Approximately 800-900 Jews were sent immediately to the gas chambers by Dr Mengele on the ramp. He found ca. 400-450 women and 150 men capable of working, of whom 60 women and two men returned to the city after the war. Of the ca. 300 men called up for labour service in 1944, 120 returned. It is not certain that all of those who did not return had been killed, but even if we consider this factor, we can estimate the rate of loss of Balassagyarmat Jewry at 80-90 percent. In 1949 the Orthodox Jewish community consisted of 228 members.

Covering up the traces of the Jews

The abandoned houses of the Jews were

The ruins of the synagogue

sealed. The valuables found hidden in the small ghetto as well as the items confiscated during the brutal investigations were transported to the large ghetto. Here the valuables were inventoried by 200 civilians under the supervision of financial officer Sándor Madarász. Many items were taken away by German military personnel. On many occasions members of the civilian population also looted the abandoned property. Madarász reported on 800 such incidents.[14] At the end of July the traces of the ghetto were covered up: the fences were demolished and those Christians who were forced to move out in May were allowed to move back to their apartments. The library of the Orthodox congregation consisting of several thousands of volumes and representing an outstanding value was transported to a vacant lot at the corner of Óváros Square and Szerb Street. The gilded covers were torn off and stolen, and the volumes were left there to be destroyed by the weather. The synagogue was used an ammunition magazine by the Germans and on December 8, 1944 before retreating from the city, they blew up the temple. Later among the ruins the marble plaque was found that commemorated the 1894 Balassagyarmat visit of King and Emperor Franz Joseph. The inscription on the plaque recorded the words of the monarch to the Jewish community: "There is no wall erected by religious differences in my heart between my peoples. Therefore you can always count on my royal clemency and protection".[15]

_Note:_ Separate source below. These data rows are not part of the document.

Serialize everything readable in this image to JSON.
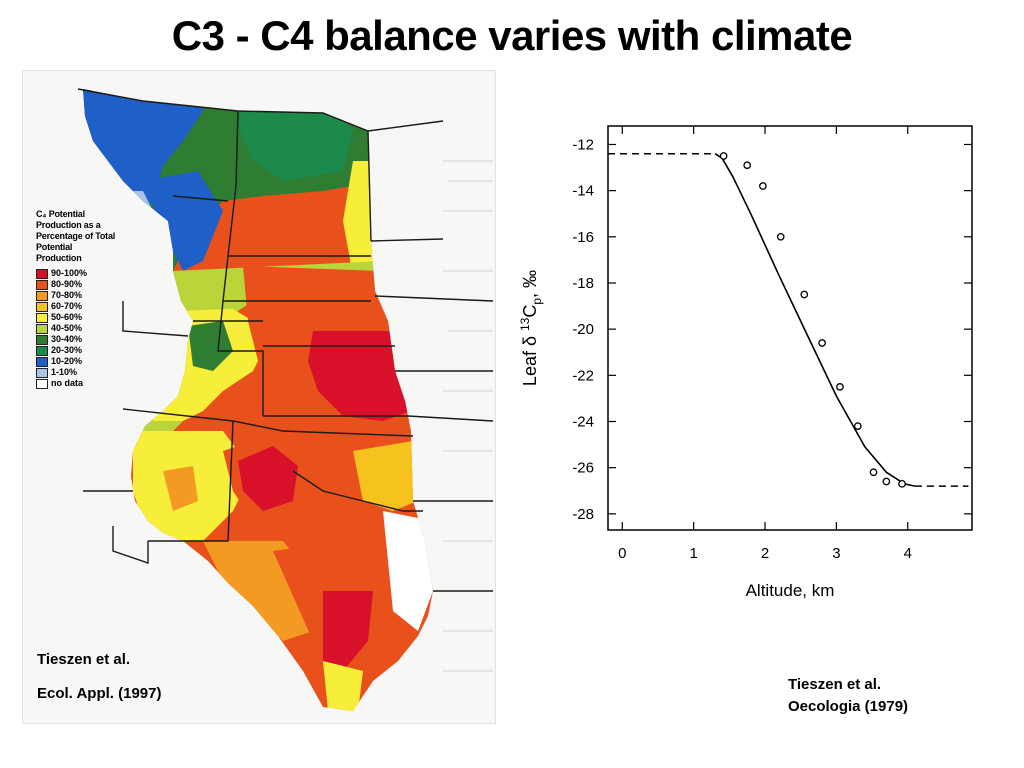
{
  "slide": {
    "title": "C3 - C4 balance varies with climate"
  },
  "map": {
    "legend_title": "C₄ Potential Production as a Percentage of Total Potential Production",
    "legend_items": [
      {
        "label": "90-100%",
        "color": "#d8102a"
      },
      {
        "label": "80-90%",
        "color": "#e8501c"
      },
      {
        "label": "70-80%",
        "color": "#f29a22"
      },
      {
        "label": "60-70%",
        "color": "#f6c21e"
      },
      {
        "label": "50-60%",
        "color": "#f7ee3a"
      },
      {
        "label": "40-50%",
        "color": "#b9d53a"
      },
      {
        "label": "30-40%",
        "color": "#2e7d32"
      },
      {
        "label": "20-30%",
        "color": "#1b8a4a"
      },
      {
        "label": "10-20%",
        "color": "#1f5fc8"
      },
      {
        "label": "1-10%",
        "color": "#a9c4e8"
      },
      {
        "label": "no data",
        "color": "#ffffff"
      }
    ],
    "credit_line1": "Tieszen et al.",
    "credit_line2": "Ecol. Appl. (1997)"
  },
  "right_credit": {
    "line1": "Tieszen et al.",
    "line2": "Oecologia (1979)"
  },
  "chart_data": {
    "type": "scatter",
    "title": "",
    "xlabel": "Altitude, km",
    "ylabel_prefix": "Leaf δ ",
    "ylabel_sup": "13",
    "ylabel_mid": "C",
    "ylabel_sub": "p",
    "ylabel_suffix": ", ‰",
    "xlim": [
      -0.2,
      4.9
    ],
    "ylim": [
      -28.7,
      -11.2
    ],
    "x_ticks": [
      0,
      1,
      2,
      3,
      4
    ],
    "y_ticks": [
      -12,
      -14,
      -16,
      -18,
      -20,
      -22,
      -24,
      -26,
      -28
    ],
    "grid": false,
    "points": [
      {
        "x": 1.42,
        "y": -12.5
      },
      {
        "x": 1.75,
        "y": -12.9
      },
      {
        "x": 1.97,
        "y": -13.8
      },
      {
        "x": 2.22,
        "y": -16.0
      },
      {
        "x": 2.55,
        "y": -18.5
      },
      {
        "x": 2.8,
        "y": -20.6
      },
      {
        "x": 3.05,
        "y": -22.5
      },
      {
        "x": 3.3,
        "y": -24.2
      },
      {
        "x": 3.52,
        "y": -26.2
      },
      {
        "x": 3.7,
        "y": -26.6
      },
      {
        "x": 3.92,
        "y": -26.7
      }
    ],
    "fit_curve": [
      {
        "x": 1.3,
        "y": -12.4
      },
      {
        "x": 1.4,
        "y": -12.6
      },
      {
        "x": 1.55,
        "y": -13.4
      },
      {
        "x": 1.8,
        "y": -15.0
      },
      {
        "x": 2.2,
        "y": -17.7
      },
      {
        "x": 2.6,
        "y": -20.3
      },
      {
        "x": 3.0,
        "y": -22.9
      },
      {
        "x": 3.4,
        "y": -25.1
      },
      {
        "x": 3.7,
        "y": -26.2
      },
      {
        "x": 3.95,
        "y": -26.7
      },
      {
        "x": 4.1,
        "y": -26.8
      }
    ],
    "dashed_left": [
      {
        "x": -0.2,
        "y": -12.4
      },
      {
        "x": 1.3,
        "y": -12.4
      }
    ],
    "dashed_right": [
      {
        "x": 4.1,
        "y": -26.8
      },
      {
        "x": 4.85,
        "y": -26.8
      }
    ]
  }
}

[1] For the data and information regarding the Jewish community of Balassagyarmat before the Holocaust, see Szederjesi-Tyekvicska 2006, pp. 334-338.

[2] Protocol 3550.

[3]Protocol 3552.

[4] Szederjesi-Tyekvicska 2006, p. 344.

[5] For the ghettoisation and deportation of the Balassagyarmat Jews in detail, see Szederjesi-Tyekvicska 2006, pp. 27-90 and Braham 2007, pp. 770-772.

[6] Protocol 3552.

[7] Protocol 3551.

[8] Protocol 3550.

[9] Protocol 3552.

[10] Protocol 3551.

[11] Protocol 220.

[12] Protocol 3551

[13] Protocol 3552.

[14] Tyekvicska 1995, p. 111.

[15] Szederjesi-Tyekvicska 2006, p. 348.


Braham 2007

Randolph L. Braham (ed.): A magyarországi holokauszt földrajzi enciklopédiája. (The Geographic Encyclopaedia of the Holocaust in Hungary) Vols. 1-3- Budapest, 2007, Park.

Szederjesi - Tyekvicska 2006

Cecília Szederjesi - Árpád Tyekvicska: Senkiföldjén. Adatok, források, dokumentumok a Nógrád megyei zsidóság holocaustjához. (In No Man's Land. Data, Sources and Documents on the Holocaust of the Nógrád County Jews) Balassagyarmat - Salgótarján, 2006, Studium Libra - Nógrád Megyei Levéltár.

Tyekvicska 1995

Árpád Tyekvicska (ed.): Adatok, források, dokumentumok a balassagyarmati zsidóság holocaustjáról. (Data, Sources, Documents on the Holocaust of the Balassagyarmat Jews.) Nagy Iván Történeti Kör évkönyve. Balassagyarmat, 1995, Nagy Iván Történeti Kör.